Intelが2026年に投入予定の次世代CPU「Nova Lake」に、TSMCの最新2nmプロセスノードを採用する可能性が報じられた。TSMCの2nm技術はゲート・オール・アラウンド(GAA)構造を採用し、電力効率と性能の両立を実現する次世代半導体である。
Nova LakeはArrow Lakeの後継となり、デスクトップおよびハイエンドノートPC向けに展開される見通しで、ソケットには新型「LGA1954」が想定される。IntelはすでにTSMCの3nmを一部採用しており、2nm移行は自然な流れとも捉えられるが、自社開発の「18A」プロセスとの住み分けや戦略的棲み分けが焦点となる。
TSMCが量産体制を整える一方で、Intelは18Aで自社のGAA技術と裏面電源供給を先行投入し、性能と密度で優位性を狙う。Panther LakeやClearwater Forestなど18A世代の製品群も着々と準備が進んでおり、GAA技術を巡るIntelとTSMCの先端プロセス競争は、CPU開発とファウンドリ戦略の今後を左右する重要局面を迎えている。
TSMC製2nmプロセス採用の背景と技術的特徴

Intelが2026年に投入を計画する「Nova Lake」で、TSMCの2nmプロセスノードが採用される可能性が報じられている。TSMCの2nm技術は、従来のFinFETに代わりGAA(Gate-All-Around)トランジスタ構造を採用することで、電力漏れの大幅な低減と演算性能の向上を実現する。台湾・新竹の工場では試験生産が近く始まり、歩留まり改善の後、年後半には量産に入る見通しである。
このプロセス技術はAppleのiPhone 18 ProやAMDの一部チップにも採用される予定であり、Nova Lakeがこれらと並ぶ形で市場に投入されれば、Intel製CPUとしては初めてTSMC製GAA構造を取り入れた製品となる。TSMCとIntelの両社は現時点で公式なコメントを避けているが、Intelが先にCore Ultra 200「Arrow Lake」でTSMCの3nmプロセスをCompute Tileに使用した前例を踏まえれば、同様の戦略的分業は合理的な判断である。
本件が実現すれば、Intelは独自の製造技術である「18A」と外部の最先端技術を並行活用するハイブリッドな開発体制を本格化させることになる。これは、製造能力と技術投資の分散によるリスクヘッジ、ならびに競合他社に対する技術革新のスピード向上を狙ったものと捉えられる。
Nova Lakeのプラットフォーム刷新とソケットLGA1954の導入可能性
Tom’s Hardwareなど複数の情報筋によれば、Nova Lake世代では新しいCPUソケット「LGA1954」の採用が計画されている。このソケットは2,000本を超えるピン数を持つ可能性があり、電力供給や信号伝達の精度を格段に向上させる仕様が求められている。リーカーの「Olrak」が公開した資料には、LGA1954に言及したジグモデルや電圧レギュレータの試験装置の存在も確認されており、開発の具体的な段階にあることを示唆している。
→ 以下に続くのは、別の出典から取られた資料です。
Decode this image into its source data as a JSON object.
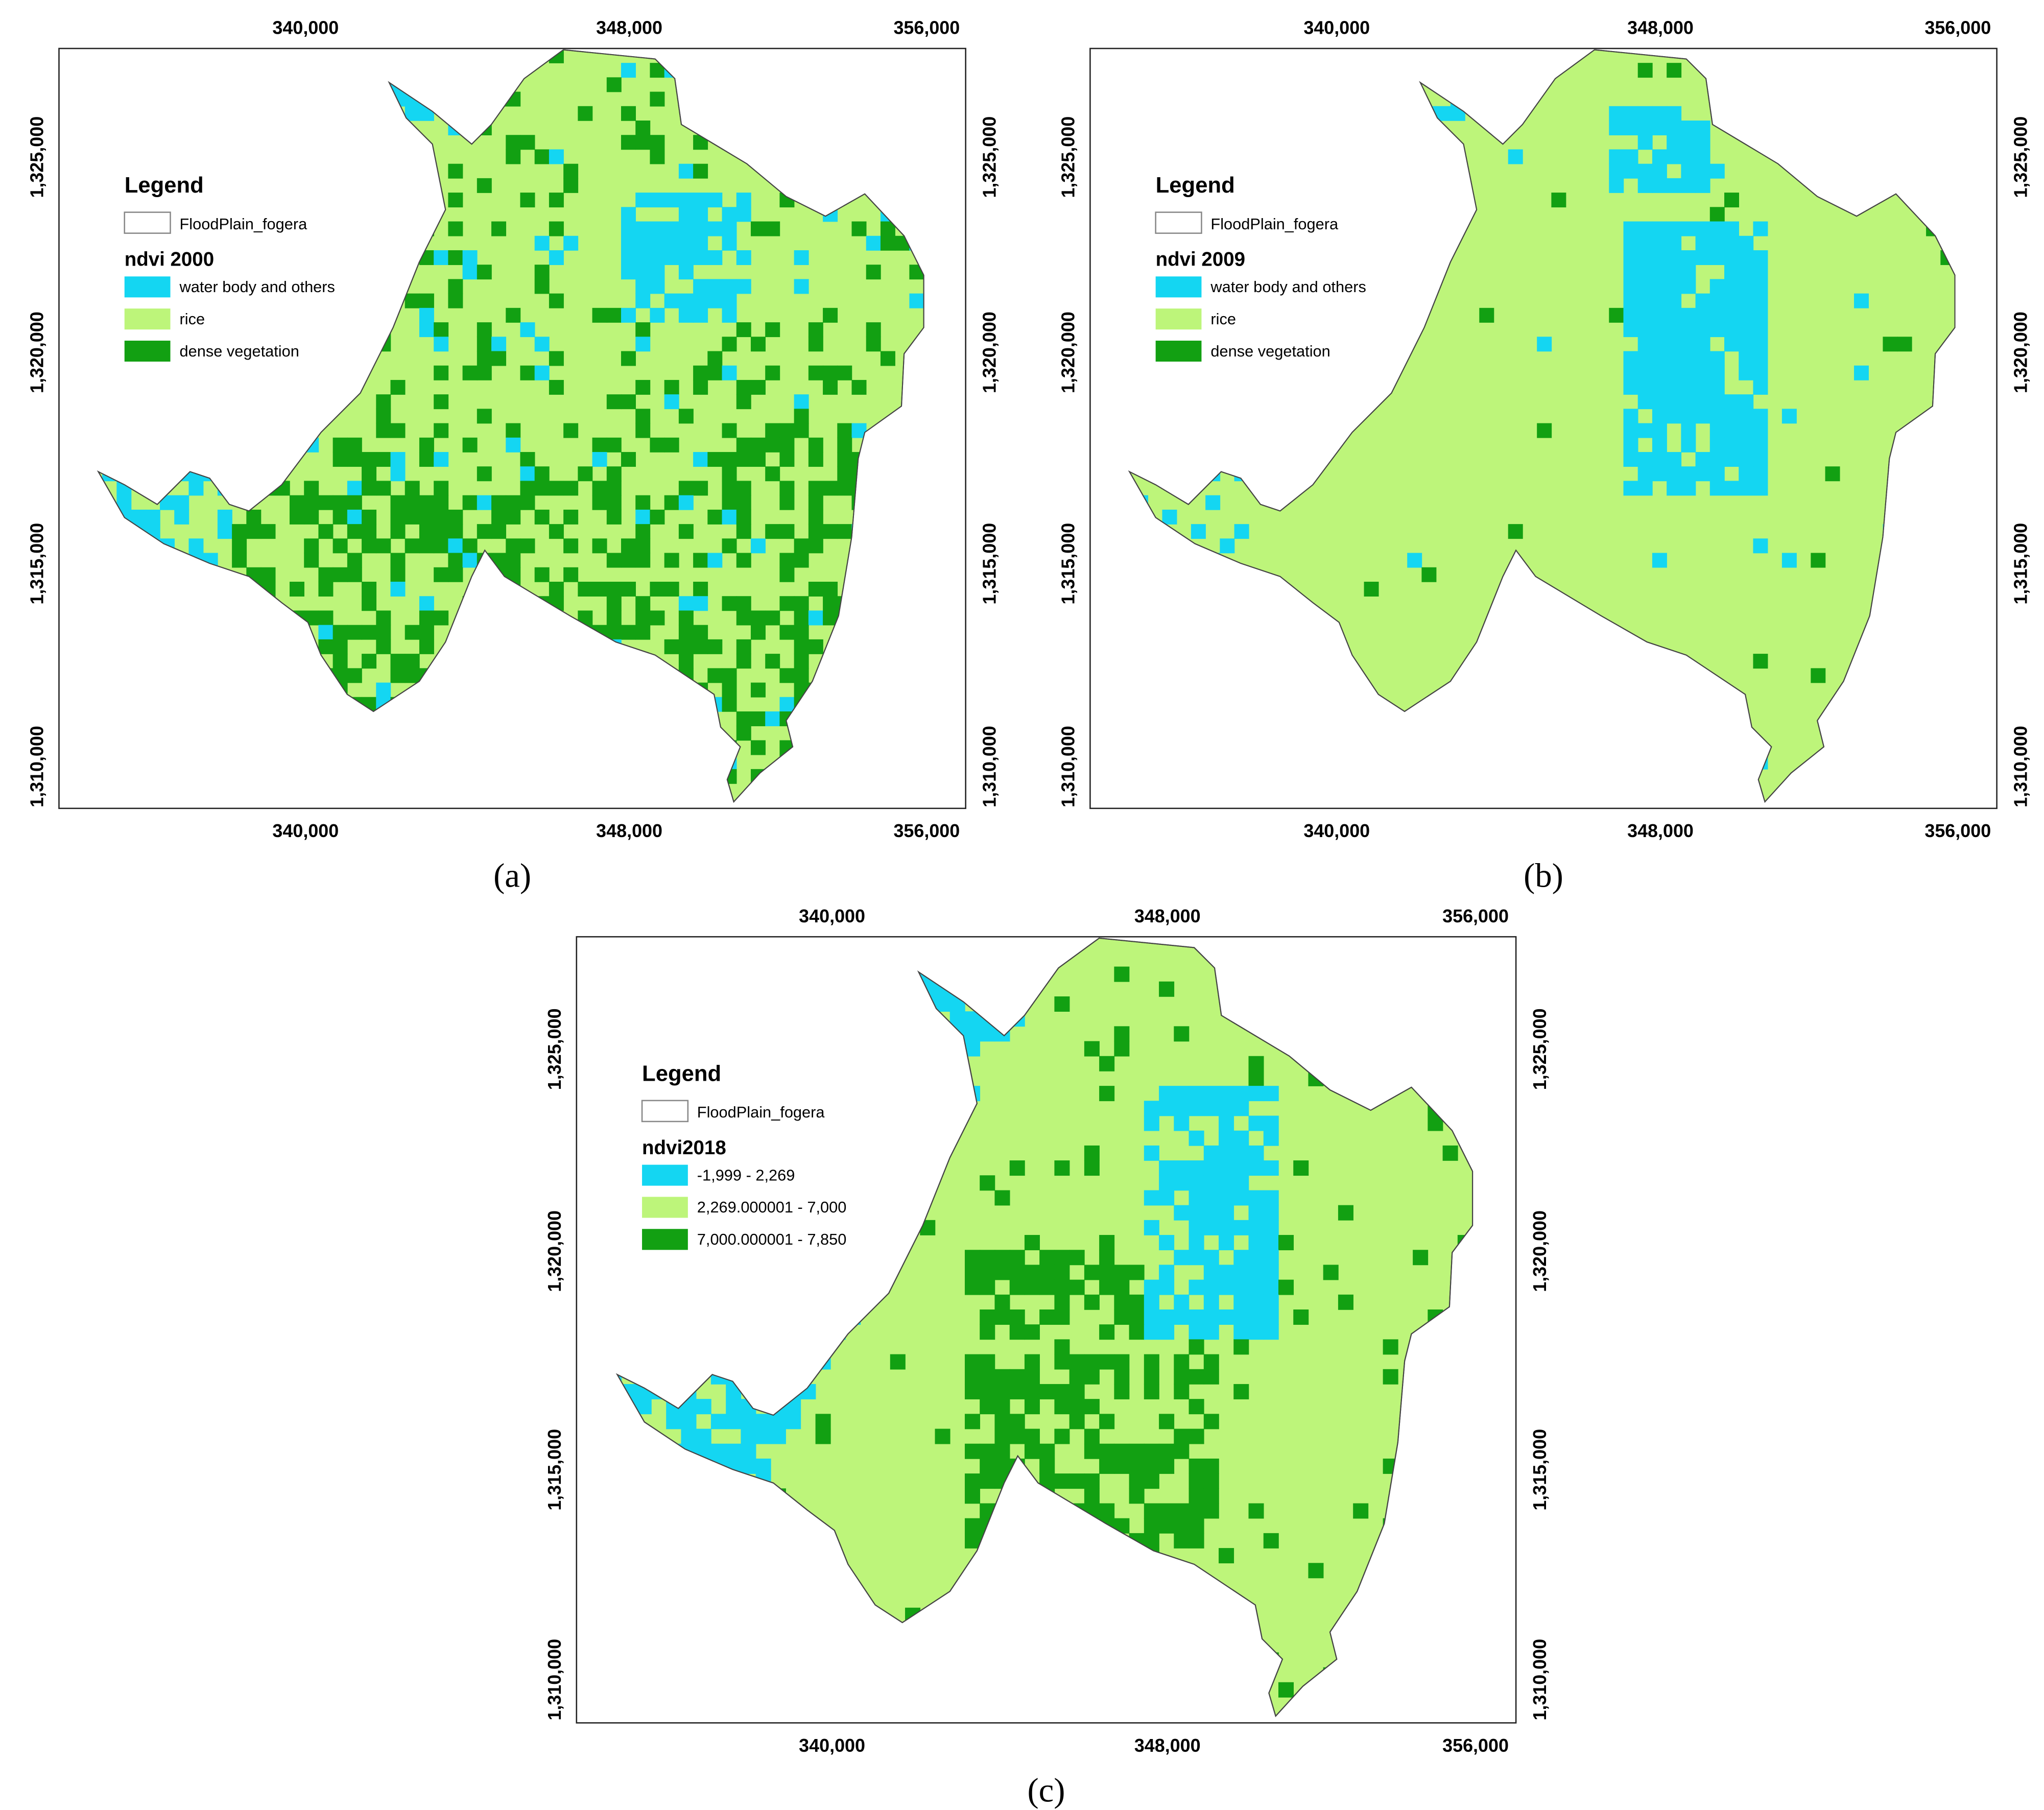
{
  "panels": [
    {
      "caption": "(a)",
      "legend": {
        "title": "Legend",
        "boundary": "FloodPlain_fogera",
        "layer": "ndvi 2000",
        "classes": [
          {
            "label": "water body and others",
            "color": "#14d6f2"
          },
          {
            "label": "rice",
            "color": "#bdf57a"
          },
          {
            "label": "dense vegetation",
            "color": "#12a012"
          }
        ]
      },
      "x_labels": [
        "340,000",
        "348,000",
        "356,000"
      ],
      "y_labels": [
        "1,325,000",
        "1,320,000",
        "1,315,000",
        "1,310,000"
      ]
    },
    {
      "caption": "(b)",
      "legend": {
        "title": "Legend",
        "boundary": "FloodPlain_fogera",
        "layer": "ndvi 2009",
        "classes": [
          {
            "label": "water body and others",
            "color": "#14d6f2"
          },
          {
            "label": "rice",
            "color": "#bdf57a"
          },
          {
            "label": "dense vegetation",
            "color": "#12a012"
          }
        ]
      },
      "x_labels": [
        "340,000",
        "348,000",
        "356,000"
      ],
      "y_labels": [
        "1,325,000",
        "1,320,000",
        "1,315,000",
        "1,310,000"
      ]
    },
    {
      "caption": "(c)",
      "legend": {
        "title": "Legend",
        "boundary": "FloodPlain_fogera",
        "layer": "ndvi2018",
        "classes": [
          {
            "label": "-1,999 - 2,269",
            "color": "#14d6f2"
          },
          {
            "label": "2,269.000001 - 7,000",
            "color": "#bdf57a"
          },
          {
            "label": "7,000.000001 - 7,850",
            "color": "#12a012"
          }
        ]
      },
      "x_labels": [
        "340,000",
        "348,000",
        "356,000"
      ],
      "y_labels": [
        "1,325,000",
        "1,320,000",
        "1,315,000",
        "1,310,000"
      ]
    }
  ]
}
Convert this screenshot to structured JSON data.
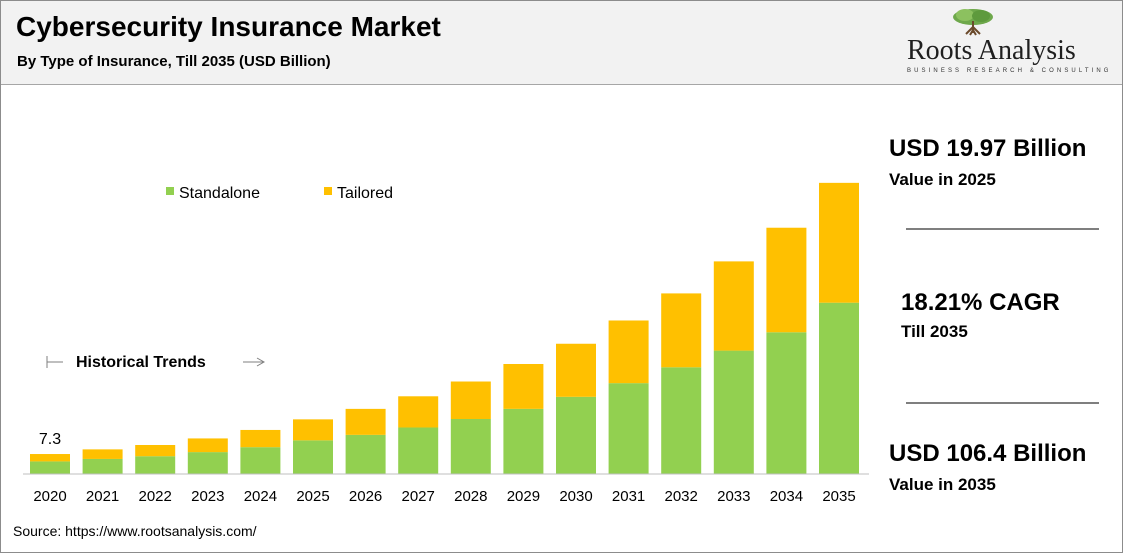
{
  "header": {
    "title": "Cybersecurity Insurance Market",
    "subtitle": "By Type of Insurance, Till 2035 (USD Billion)"
  },
  "logo": {
    "name": "Roots Analysis",
    "tagline": "BUSINESS RESEARCH & CONSULTING",
    "icon": "tree-icon"
  },
  "kpis": [
    {
      "value": "USD 19.97 Billion",
      "label": "Value in 2025"
    },
    {
      "value": "18.21% CAGR",
      "label": "Till 2035"
    },
    {
      "value": "USD 106.4 Billion",
      "label": "Value in 2035"
    }
  ],
  "source": "Source: https://www.rootsanalysis.com/",
  "colors": {
    "standalone": "#92d050",
    "tailored": "#ffc000",
    "rule": "#7f7f7f"
  },
  "chart_data": {
    "type": "bar",
    "stacked": true,
    "categories": [
      "2020",
      "2021",
      "2022",
      "2023",
      "2024",
      "2025",
      "2026",
      "2027",
      "2028",
      "2029",
      "2030",
      "2031",
      "2032",
      "2033",
      "2034",
      "2035"
    ],
    "series": [
      {
        "name": "Standalone",
        "color": "#92d050",
        "values": [
          4.6,
          5.5,
          6.5,
          8.0,
          9.8,
          12.3,
          14.3,
          17.0,
          20.1,
          23.8,
          28.2,
          33.2,
          39.0,
          45.1,
          51.8,
          62.6
        ]
      },
      {
        "name": "Tailored",
        "color": "#ffc000",
        "values": [
          2.7,
          3.5,
          4.1,
          5.0,
          6.3,
          7.67,
          9.5,
          11.4,
          13.7,
          16.4,
          19.4,
          22.9,
          27.0,
          32.6,
          38.2,
          43.8
        ]
      }
    ],
    "data_labels": [
      {
        "index": 0,
        "text": "7.3"
      }
    ],
    "annotation": "Historical Trends",
    "ylim": [
      0,
      110
    ],
    "legend_position": "top-left",
    "grid": false
  }
}
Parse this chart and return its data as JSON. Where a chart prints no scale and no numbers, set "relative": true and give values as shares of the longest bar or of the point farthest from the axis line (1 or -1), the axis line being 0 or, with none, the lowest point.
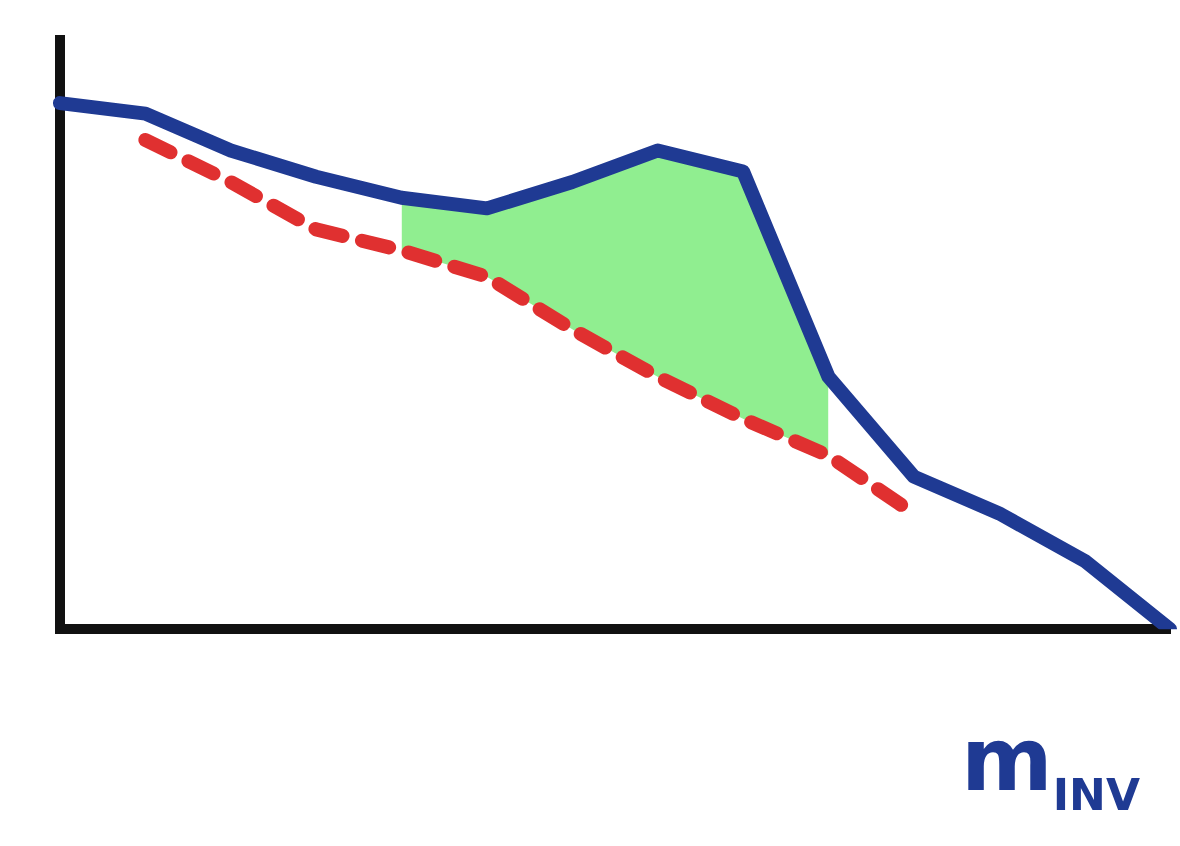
{
  "chart_data": {
    "type": "line",
    "relative": true,
    "xlabel": "m$_{INV}$",
    "categories": [
      null,
      null,
      null,
      null,
      null,
      null,
      null,
      null,
      null,
      null,
      null,
      null,
      null,
      null
    ],
    "grid": false,
    "legend": false,
    "marker": "none",
    "series": [
      {
        "color": "#e03030",
        "line_style": "dashed",
        "values": [
          null,
          0.93,
          0.85,
          0.76,
          0.72,
          0.67,
          0.57,
          0.48,
          0.4,
          0.33,
          0.22,
          null,
          null,
          null
        ]
      },
      {
        "type": "area",
        "color": "#90ee90",
        "values": [
          null,
          null,
          null,
          null,
          0.82,
          0.8,
          0.85,
          0.91,
          0.87,
          0.48,
          null,
          null,
          null,
          null
        ]
      },
      {
        "color": "#1f3a93",
        "line_style": "solid",
        "values": [
          1,
          0.98,
          0.91,
          0.86,
          0.82,
          0.8,
          0.85,
          0.91,
          0.87,
          0.48,
          0.29,
          0.22,
          0.13,
          0
        ]
      }
    ]
  }
}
高性能化が進む中でのソケット刷新は、物理的なインターフェース設計の見直しと同義であり、マザーボードや冷却機構の大幅な改変も伴う。この動きは、デスクトップやハイエンドノートPC市場における次世代製品の再定義につながるもので、エコシステム全体に与える影響は決して小さくない。
一方、Intelが進める「18A」プロセスの進展も並行しており、Nova LakeではTSMCとの協業技術と、自社開発技術との両立が図られる可能性がある。複数の先端プロセスを同時進行で投入する構想は、競合AMDとの差別化を意識したものと見られ、アーキテクチャ設計と製造プロセスの双方での柔軟な対応力が求められる。
Intelの18A戦略とPanther LakeおよびClearwater Forestの展開
Intelは自社製造プロセス「18A」の商用展開に向け、GAAトランジスタおよび裏面電源供給(BSPDN)を組み込んだ新アーキテクチャを準備中である。VLSI 2025シンポジウムの技術資料によれば、18AはIntel 3と比較してトランジスタ密度を30%以上高めるとされ、Panther LakeやClearwater Forestといった次世代プロセッサ群への適用が予定されている。
Panther Lakeは省電力ノートPC向けの「Core Ultra 200V」の後継として2025年後半に市場投入が計画されており、Clearwater Forestは2026年に登場予定のサーバー向けCPUとして位置付けられる。これにより、Intelは消費電力、性能、集積度の三点で競合に対抗しうる構造を固める。
一方で、TSMCが2027年の「A16」ノードで裏面電源供給技術を導入予定であることから、Intelの先行実装が実際の競争力として機能するかは今後の量産品質と市場導入のタイミングに左右される。TSMCの量産スケジュールと比較した場合、Intelの技術優位性が一過性のものに留まらないためには、製品化と供給網における一貫性が極めて重要となる。